Aujourd’hui, le concept de « world house » est particulièrement pertinent, notamment lorsque différentes religions unissent leurs forces à l’occasion d’initiatives sociales. Ce type de collaboration est une tradition américaine, dont les musulmans d’Amérique sont un élément essentiel. En effet, le militantisme social de la communauté musulmane d’Amérique est sans précédent.

Partant de leur propre tradition religieuse et soutenues par d’autres traditions, les musulmans d’Amérique ne cessent de mettre en avant le concept de « world house », en centrant leurs efforts sur la faim aux Etats-Unis.

Justice alimentaire : éradiquer la faim

Considérons le IHI (Initiative interreligieuse de lutte contre la faim), établi à Indianapolis, qui compte la Société islamique d’Amérique du Nord (ISNA) parmi ses partenaires.

Selon cette association, 16 000 enfants meurent de faim chaque jour à travers le monde. A Indianapolis seulement, 18 000 enfants éprouvent la faim de manière fréquente. Grâce à l’engagement des musulmans d’Amérique, le IHI s’est fixé l’objectif d’éradiquer la faim, à la fois à niveau local (à Indianapolis) et à niveau international (au Kenya).

La faim est un sujet important à l’échelle nationale. Dans certains quartiers urbains, un problème semblable concerne le nombre disproportionné d’aliments dangereux pour la santé vendus dans les magasins.
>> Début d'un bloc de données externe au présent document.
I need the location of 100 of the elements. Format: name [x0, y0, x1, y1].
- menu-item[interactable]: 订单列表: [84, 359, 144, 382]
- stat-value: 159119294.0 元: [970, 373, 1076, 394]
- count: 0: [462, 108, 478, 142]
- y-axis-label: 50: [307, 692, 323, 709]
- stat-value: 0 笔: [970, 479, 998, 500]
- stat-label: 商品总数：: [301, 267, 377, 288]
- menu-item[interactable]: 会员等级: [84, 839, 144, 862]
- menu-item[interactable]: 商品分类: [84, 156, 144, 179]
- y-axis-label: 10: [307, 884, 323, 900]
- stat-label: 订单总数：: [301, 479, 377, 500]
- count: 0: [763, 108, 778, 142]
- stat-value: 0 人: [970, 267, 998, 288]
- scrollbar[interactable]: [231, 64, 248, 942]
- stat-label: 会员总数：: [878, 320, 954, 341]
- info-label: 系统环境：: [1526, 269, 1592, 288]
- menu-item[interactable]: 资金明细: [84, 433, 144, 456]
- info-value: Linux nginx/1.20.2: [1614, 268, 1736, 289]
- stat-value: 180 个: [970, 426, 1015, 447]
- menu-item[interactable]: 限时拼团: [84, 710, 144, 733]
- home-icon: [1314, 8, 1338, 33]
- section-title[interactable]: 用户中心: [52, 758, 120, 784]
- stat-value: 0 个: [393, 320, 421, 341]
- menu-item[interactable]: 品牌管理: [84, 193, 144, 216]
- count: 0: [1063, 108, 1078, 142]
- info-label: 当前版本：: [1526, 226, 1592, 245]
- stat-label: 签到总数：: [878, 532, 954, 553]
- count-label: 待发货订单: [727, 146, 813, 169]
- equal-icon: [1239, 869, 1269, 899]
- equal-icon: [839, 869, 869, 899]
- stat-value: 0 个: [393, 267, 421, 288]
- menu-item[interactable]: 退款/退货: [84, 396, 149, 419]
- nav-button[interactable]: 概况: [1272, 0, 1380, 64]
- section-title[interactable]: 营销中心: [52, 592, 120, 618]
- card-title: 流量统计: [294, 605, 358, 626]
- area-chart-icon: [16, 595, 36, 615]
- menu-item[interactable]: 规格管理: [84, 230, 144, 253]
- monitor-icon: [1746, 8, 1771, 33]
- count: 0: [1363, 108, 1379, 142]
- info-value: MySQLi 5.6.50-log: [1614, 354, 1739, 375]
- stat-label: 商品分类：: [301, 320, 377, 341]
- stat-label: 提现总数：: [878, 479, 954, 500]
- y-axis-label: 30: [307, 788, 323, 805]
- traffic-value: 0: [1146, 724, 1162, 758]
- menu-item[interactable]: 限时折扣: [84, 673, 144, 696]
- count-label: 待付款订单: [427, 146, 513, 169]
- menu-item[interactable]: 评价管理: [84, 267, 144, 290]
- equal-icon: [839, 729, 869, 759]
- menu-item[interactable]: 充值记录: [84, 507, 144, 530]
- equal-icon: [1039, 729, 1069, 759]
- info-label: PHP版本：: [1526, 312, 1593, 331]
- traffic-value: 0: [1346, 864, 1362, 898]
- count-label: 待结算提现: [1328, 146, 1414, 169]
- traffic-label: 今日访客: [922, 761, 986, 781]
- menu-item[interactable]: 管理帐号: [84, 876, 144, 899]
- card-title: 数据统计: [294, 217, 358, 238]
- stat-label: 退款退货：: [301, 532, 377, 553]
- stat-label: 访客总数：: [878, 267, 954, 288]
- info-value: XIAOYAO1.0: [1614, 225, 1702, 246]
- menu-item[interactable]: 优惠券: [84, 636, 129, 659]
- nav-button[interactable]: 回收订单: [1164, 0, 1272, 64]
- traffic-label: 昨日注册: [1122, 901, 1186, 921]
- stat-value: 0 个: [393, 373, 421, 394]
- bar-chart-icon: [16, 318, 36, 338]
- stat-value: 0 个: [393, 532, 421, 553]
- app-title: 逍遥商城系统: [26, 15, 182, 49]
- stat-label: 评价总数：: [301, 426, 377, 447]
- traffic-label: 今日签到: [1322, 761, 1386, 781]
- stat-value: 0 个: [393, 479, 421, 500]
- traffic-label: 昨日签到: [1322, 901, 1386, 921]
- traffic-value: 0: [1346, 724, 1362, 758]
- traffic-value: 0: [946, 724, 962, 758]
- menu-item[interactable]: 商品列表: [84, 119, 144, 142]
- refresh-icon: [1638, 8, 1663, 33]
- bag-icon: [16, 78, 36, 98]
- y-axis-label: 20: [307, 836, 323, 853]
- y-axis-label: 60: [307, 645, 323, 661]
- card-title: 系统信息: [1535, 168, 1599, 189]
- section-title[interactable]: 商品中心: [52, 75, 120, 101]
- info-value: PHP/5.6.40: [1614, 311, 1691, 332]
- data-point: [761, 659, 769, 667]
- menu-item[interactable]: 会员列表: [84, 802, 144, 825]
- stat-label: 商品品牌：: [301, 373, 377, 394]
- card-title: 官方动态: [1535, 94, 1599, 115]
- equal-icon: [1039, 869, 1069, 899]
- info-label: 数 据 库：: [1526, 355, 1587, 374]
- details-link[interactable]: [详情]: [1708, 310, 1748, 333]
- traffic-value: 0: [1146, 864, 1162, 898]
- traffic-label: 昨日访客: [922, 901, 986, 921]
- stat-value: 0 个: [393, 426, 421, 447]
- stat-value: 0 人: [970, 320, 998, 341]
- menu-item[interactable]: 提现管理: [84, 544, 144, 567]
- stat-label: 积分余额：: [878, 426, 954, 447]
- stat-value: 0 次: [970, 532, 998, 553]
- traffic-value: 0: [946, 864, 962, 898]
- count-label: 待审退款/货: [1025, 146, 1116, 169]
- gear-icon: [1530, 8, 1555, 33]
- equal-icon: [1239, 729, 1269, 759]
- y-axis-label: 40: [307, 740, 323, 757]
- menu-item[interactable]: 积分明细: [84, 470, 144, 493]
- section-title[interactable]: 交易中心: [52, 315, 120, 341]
A Chicago, IMAN (Inner-city Muslim Action Network) s’est attaqué à la question de la justice alimentaire. Le siège de cette ONG, fondée par de jeunes musulmans d’Amérique, se trouve dans le sud de Chicago. L’organisation vise principalement les magasins qui proposent de la nourriture et de l’alcool dans les quartiers urbains noirs (y compris ceux qui sont gérés par des musulmans), et les incite à prendre la responsabilité des articles qu’ils proposent. IMAN a récemment co-organisé un débat intitulé « Food For Life, A Human Right: Food Justice, Corner Stores & Race Relations in the ‘Hood ». (De la nourriture pour la vie, un droit humain : justice alimentaire, épiceries et relations raciales dans les quartiers.)

300 communautés religieuses contre la torture

Par ailleurs, les musulmans d’Amérique sont à la fois représentés par ISNA et par le Centre islamique d’Amérique du Nord (ICNA) dans la campagne religieuse contre la torture (National Religious Campaign Against Torture, NRCAT), qui est une organisation composée de 300 communautés religieuses, dont le but est de venir à bout de la torture à niveau régional.

Une de leurs déclarations au sujet du traitement des prisonniers montre que ses membres « considèrent la pratique de la torture, ainsi que le traitement cruel, inhumain ou dégradant des prisonniers comme étant immoral, irréfléchi et anti-américain ». Les musulmans d’Amérique sont actifs et veulent que leur voix soit entendue. Ils mobilisent donc une énergie considérable dans l’organisation de campagnes pour informer la communauté de l’impact psychologique et physique qu’ont certaines pratiques sur les prisonniers (comme l’enfermement solitaire pendant 23 heures). Ils exigent aussi l’interdiction totale de la torture et certaines techniques d’interrogation exercées sur des prisonniers souffrant de troubles psychiques.

Les exemples ci-dessus sont la preuve qu’il y a suffisamment d’individus et de groupes, qui ne se limitent pas à la pratique des enseignements de leur tradition religieuse et culturelle. Ils illustrent l’actualité et la pertinence des enseignements de Martin Luther King Jr au sujet des questions sociales. L’héritage du grand pasteur inspire des musulmans d’Amérique – et d’autres communautés – à s’engager en faveur de la justice sociale grâce à la collaboration interreligieuse.


* Altaf Husain est membre du conseil de la Société islamique d’Amérique du Nord. Il est également membre du Institute for Social Policy and Understanding, et professeur assistant à l’Université de Howard, à Washington, DC.